While at college, he came under the guidance of a charismatic college campus minister as he was trying to reconcile his homosexuality and childhood sexual abuse. He felt called to the priesthood and so be­gan the process of “priestly discernment.” Priests welcomed him into a confusing clerical culture where public displays of piety, celibacy, and homophobia hid a closeted underworld in which elder priests preyed upon young recruits. Rastrelli went deeper into the seminary system seeking healing, hoping to help others, and striving not to live a double life. He had been trained to treat sexuality as an addiction yet he and his brother seminarians lived in a world of cliques, competition, self-loathing, alcohol, hidden crushes, and closeted sex. The “for­mation” intended to make Rastrelli a compliant priest and this what helped to liberate him. By demanding celibacy and damning homosexuality, the Catholic Church condemns its best and brightest priests to lives of hypocrisy and shame. Rastrelli shares his struggle with heart, wit, and courage.
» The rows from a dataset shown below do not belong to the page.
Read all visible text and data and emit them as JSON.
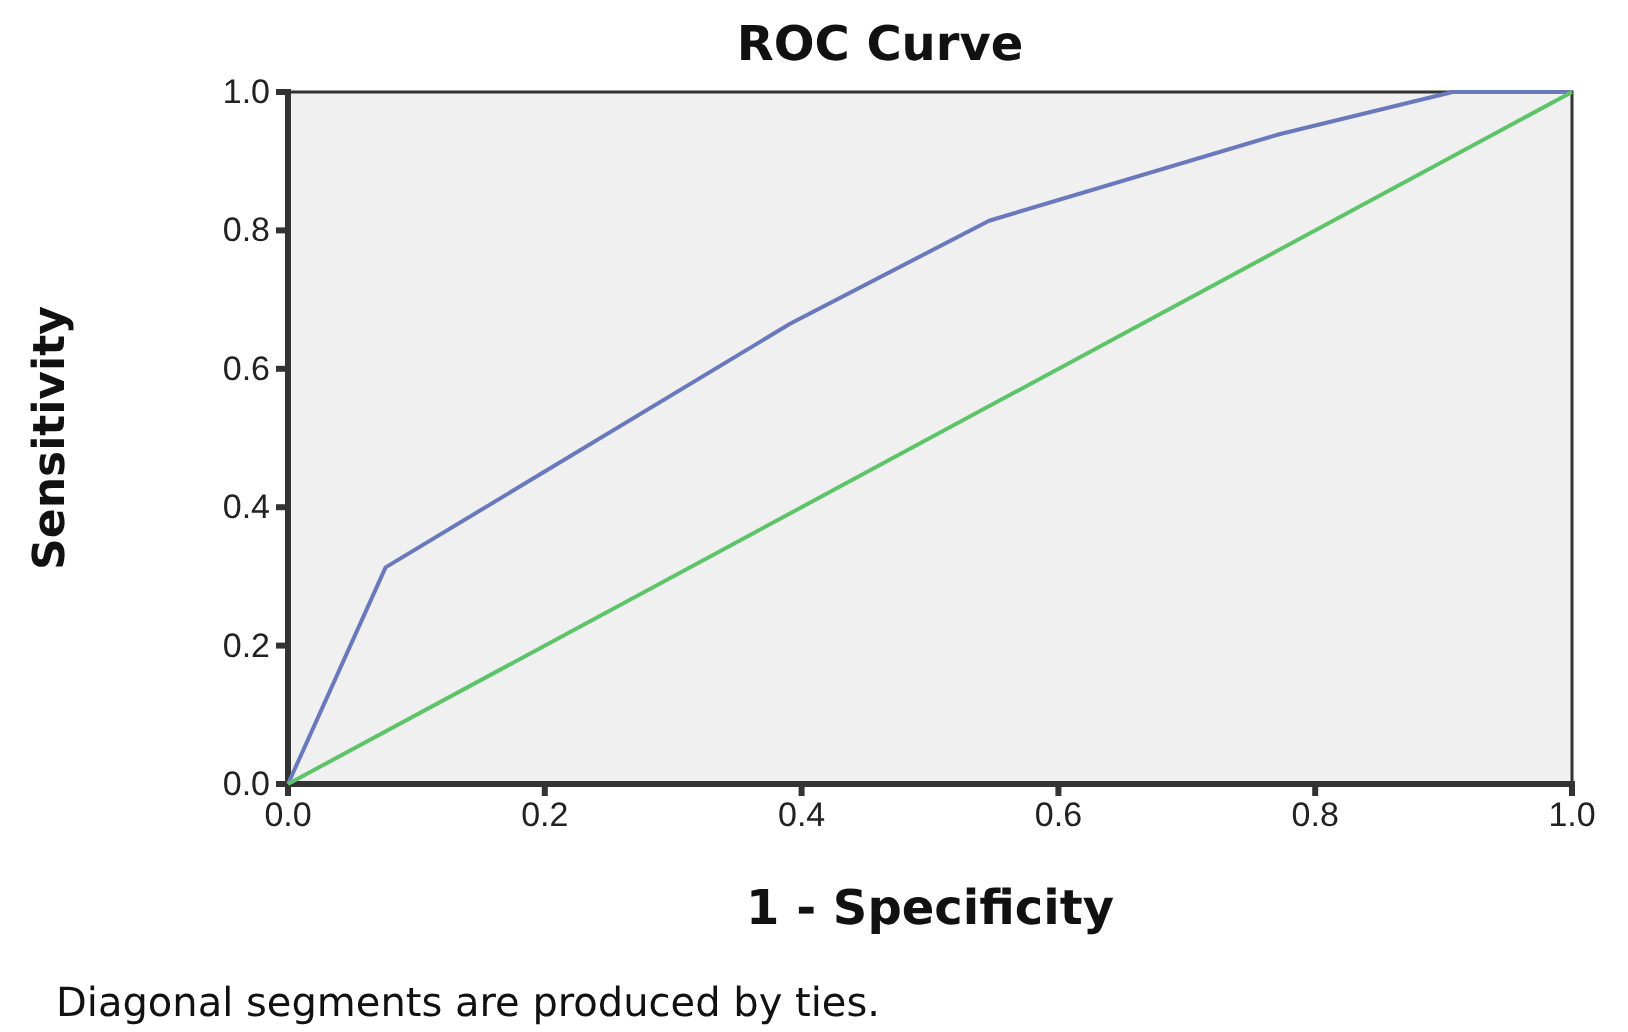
{
  "chart_data": {
    "type": "line",
    "title": "ROC Curve",
    "xlabel": "1 - Specificity",
    "ylabel": "Sensitivity",
    "annotations": [
      "Diagonal segments are produced by ties."
    ],
    "series": [
      {
        "color": "#6a78bc",
        "x": [
          0,
          0.076,
          0.391,
          0.546,
          0.772,
          0.907,
          1
        ],
        "values": [
          0,
          0.313,
          0.665,
          0.814,
          0.939,
          1,
          1
        ]
      },
      {
        "color": "#5ec46a",
        "x": [
          0,
          1
        ],
        "values": [
          0,
          1
        ]
      }
    ],
    "xlim": [
      0,
      1
    ],
    "ylim": [
      0,
      1
    ],
    "xticks": [
      {
        "value": 0,
        "label": "0.0"
      },
      0.2,
      0.4,
      0.6,
      0.8,
      {
        "value": 1,
        "label": "1.0"
      }
    ],
    "yticks": [
      {
        "value": 0,
        "label": "0.0"
      },
      0.2,
      0.4,
      0.6,
      0.8,
      {
        "value": 1,
        "label": "1.0"
      }
    ],
    "grid": false,
    "marker": "none",
    "line_style": "solid"
  }
}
“Confessions of a Gay Priest: A Memoir of Sex, Love, Abuse, and Scandal in the Catholic Seminary” lets us know what to expect and it is quite an emotional read.  I became angry at the Church hierarchy that allowed the things described here to continue to go on for decade after decade. Those at the top, the only people who could have possibly stopped the kind of abuse described by Rastrelli, allowed it to continue and covered up for the criminals by transferring them from parish to parish or seminary to seminary every time it appeared that the truth was in any danger of being exposed. I am simply unable to understand how anyone can remain a member of the church knowing his. At the beginning of my teaching career, I taught at a Christian Brothers boarding school in Louisiana where the brothers were quite proud of the fact that they had hired a Jew. I will never forget some of the things I saw there going on between the brothers and between some of the brothers and their students. The story finally broke and two of the brothers are now serving life sentences in prison.
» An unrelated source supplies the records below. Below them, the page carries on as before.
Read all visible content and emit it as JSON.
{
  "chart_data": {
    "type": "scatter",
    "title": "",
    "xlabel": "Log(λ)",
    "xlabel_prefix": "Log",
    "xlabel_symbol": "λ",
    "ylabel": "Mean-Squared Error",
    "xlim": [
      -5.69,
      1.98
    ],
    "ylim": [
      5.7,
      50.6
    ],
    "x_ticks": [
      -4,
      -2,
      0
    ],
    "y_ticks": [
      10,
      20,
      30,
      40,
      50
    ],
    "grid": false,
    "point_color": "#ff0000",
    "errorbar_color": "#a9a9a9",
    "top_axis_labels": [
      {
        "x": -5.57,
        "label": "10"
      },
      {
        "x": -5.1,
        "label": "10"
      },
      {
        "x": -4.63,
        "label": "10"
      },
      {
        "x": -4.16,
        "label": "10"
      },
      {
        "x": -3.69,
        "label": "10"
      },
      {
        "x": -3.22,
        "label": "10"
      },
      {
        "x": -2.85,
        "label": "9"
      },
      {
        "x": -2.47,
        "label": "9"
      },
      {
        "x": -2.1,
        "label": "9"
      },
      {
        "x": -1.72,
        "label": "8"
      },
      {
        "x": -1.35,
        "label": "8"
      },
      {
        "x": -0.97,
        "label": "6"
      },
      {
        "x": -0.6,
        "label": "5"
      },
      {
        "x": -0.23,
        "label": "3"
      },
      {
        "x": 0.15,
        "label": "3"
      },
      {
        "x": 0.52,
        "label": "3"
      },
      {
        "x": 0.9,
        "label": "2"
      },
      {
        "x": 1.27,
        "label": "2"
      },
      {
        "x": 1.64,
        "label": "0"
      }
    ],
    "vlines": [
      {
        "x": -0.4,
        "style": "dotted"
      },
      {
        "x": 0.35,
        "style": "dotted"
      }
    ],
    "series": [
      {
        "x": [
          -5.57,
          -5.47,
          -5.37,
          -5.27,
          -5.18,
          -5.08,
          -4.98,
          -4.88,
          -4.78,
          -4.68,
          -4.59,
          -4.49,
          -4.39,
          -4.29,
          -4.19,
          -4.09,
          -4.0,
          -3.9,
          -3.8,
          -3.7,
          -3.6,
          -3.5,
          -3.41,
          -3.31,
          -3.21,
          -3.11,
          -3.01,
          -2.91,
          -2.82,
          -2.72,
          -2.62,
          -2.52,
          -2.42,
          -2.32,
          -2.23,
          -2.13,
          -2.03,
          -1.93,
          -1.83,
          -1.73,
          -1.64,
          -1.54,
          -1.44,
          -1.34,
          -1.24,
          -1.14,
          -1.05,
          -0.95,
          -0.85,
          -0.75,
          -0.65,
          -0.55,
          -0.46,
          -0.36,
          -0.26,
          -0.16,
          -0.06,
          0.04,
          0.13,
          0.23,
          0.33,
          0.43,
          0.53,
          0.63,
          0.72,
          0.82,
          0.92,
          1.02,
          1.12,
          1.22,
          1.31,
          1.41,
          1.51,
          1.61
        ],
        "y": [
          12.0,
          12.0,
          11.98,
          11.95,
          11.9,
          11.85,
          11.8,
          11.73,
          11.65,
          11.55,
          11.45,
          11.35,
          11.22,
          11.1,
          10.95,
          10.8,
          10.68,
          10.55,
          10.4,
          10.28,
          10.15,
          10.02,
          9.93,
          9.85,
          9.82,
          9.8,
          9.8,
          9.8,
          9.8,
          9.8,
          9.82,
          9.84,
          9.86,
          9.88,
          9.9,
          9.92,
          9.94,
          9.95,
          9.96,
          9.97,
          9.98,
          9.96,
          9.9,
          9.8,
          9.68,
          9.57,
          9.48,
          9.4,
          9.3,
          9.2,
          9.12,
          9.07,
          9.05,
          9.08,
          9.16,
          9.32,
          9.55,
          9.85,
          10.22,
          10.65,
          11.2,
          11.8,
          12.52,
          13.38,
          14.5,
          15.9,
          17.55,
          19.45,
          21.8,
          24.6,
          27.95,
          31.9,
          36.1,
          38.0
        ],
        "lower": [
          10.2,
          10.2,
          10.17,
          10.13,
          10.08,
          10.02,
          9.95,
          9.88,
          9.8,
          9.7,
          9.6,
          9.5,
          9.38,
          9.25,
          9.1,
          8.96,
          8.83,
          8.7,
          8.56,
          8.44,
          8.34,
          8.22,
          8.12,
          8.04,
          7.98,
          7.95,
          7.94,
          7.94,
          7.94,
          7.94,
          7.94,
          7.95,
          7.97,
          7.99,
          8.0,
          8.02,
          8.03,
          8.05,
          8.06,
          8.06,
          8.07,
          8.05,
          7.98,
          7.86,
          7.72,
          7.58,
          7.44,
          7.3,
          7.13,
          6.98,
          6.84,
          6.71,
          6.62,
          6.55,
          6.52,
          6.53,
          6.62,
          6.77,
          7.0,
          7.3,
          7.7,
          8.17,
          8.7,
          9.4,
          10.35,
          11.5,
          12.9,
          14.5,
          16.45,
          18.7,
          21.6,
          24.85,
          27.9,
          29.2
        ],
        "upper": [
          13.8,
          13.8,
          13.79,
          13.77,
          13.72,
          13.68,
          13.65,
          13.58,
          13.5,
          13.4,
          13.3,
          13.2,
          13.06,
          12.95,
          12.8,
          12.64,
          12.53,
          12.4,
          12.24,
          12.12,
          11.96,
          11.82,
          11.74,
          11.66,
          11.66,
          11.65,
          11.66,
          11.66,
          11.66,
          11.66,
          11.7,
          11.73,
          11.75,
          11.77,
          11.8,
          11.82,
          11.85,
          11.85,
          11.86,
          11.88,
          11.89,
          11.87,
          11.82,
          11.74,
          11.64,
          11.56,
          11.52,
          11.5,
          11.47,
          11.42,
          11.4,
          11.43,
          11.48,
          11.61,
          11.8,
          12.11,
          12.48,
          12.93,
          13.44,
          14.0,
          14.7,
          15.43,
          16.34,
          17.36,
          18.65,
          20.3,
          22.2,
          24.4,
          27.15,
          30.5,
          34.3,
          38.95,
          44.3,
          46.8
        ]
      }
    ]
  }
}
This is Rastrelli’s personal story. He was a naïve gay teenager who called to the priesthood. He’s a handsome man, and as a young man he was targeted by an authority figure in his parish church that was eager to take advantage of his confusion about his sexuality and the role of gay men in the Church. Having survived that relationship, Rastrelli was immediately targeted by a mentor-priest of authority at the seminary where he would spend the next four years of his life. During these four years, Rastrelli struggled to live up to the Church’s celibacy requirement while being sexually abused and exploited by some of the very people responsible for his physical and mental well-being as a seminarian. 

Somehow, Rastrelli managed to survive the seminary experience and become a Catholic priest. Father Rastrelli began to question the hypocrisy of the church elders and came to understand that the corruption and cover-up of the predatory sexual nature of some of his fellow priests came from the top down and went all the way to Rome. He received no support from his Archbishop when he exposed what he had witnessed and what happened to him personally. Rastrelli’s desperate cry for help left him suicidal and facing a nervous breakdown.
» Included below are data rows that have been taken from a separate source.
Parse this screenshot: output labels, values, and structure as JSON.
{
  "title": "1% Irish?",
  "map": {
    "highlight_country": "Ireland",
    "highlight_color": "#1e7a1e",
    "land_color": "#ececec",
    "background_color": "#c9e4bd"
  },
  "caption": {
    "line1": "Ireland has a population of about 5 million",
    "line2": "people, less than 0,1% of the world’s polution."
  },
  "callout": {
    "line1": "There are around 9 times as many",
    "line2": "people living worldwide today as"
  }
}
This is a sad story that does not end well for Rastrelli or the Church even though Rastrelli has a new career. What is so infuriating is the way that the church hierarchy continued/continues to hide the sexual abusers in its ranks and create thousands of new victims year after year.  

Rastrelli writes with a commitment to hon­esty understanding about the meaning of faith. I was not shocked about what I read aside from being surprised that Rastrelli has put it down in print.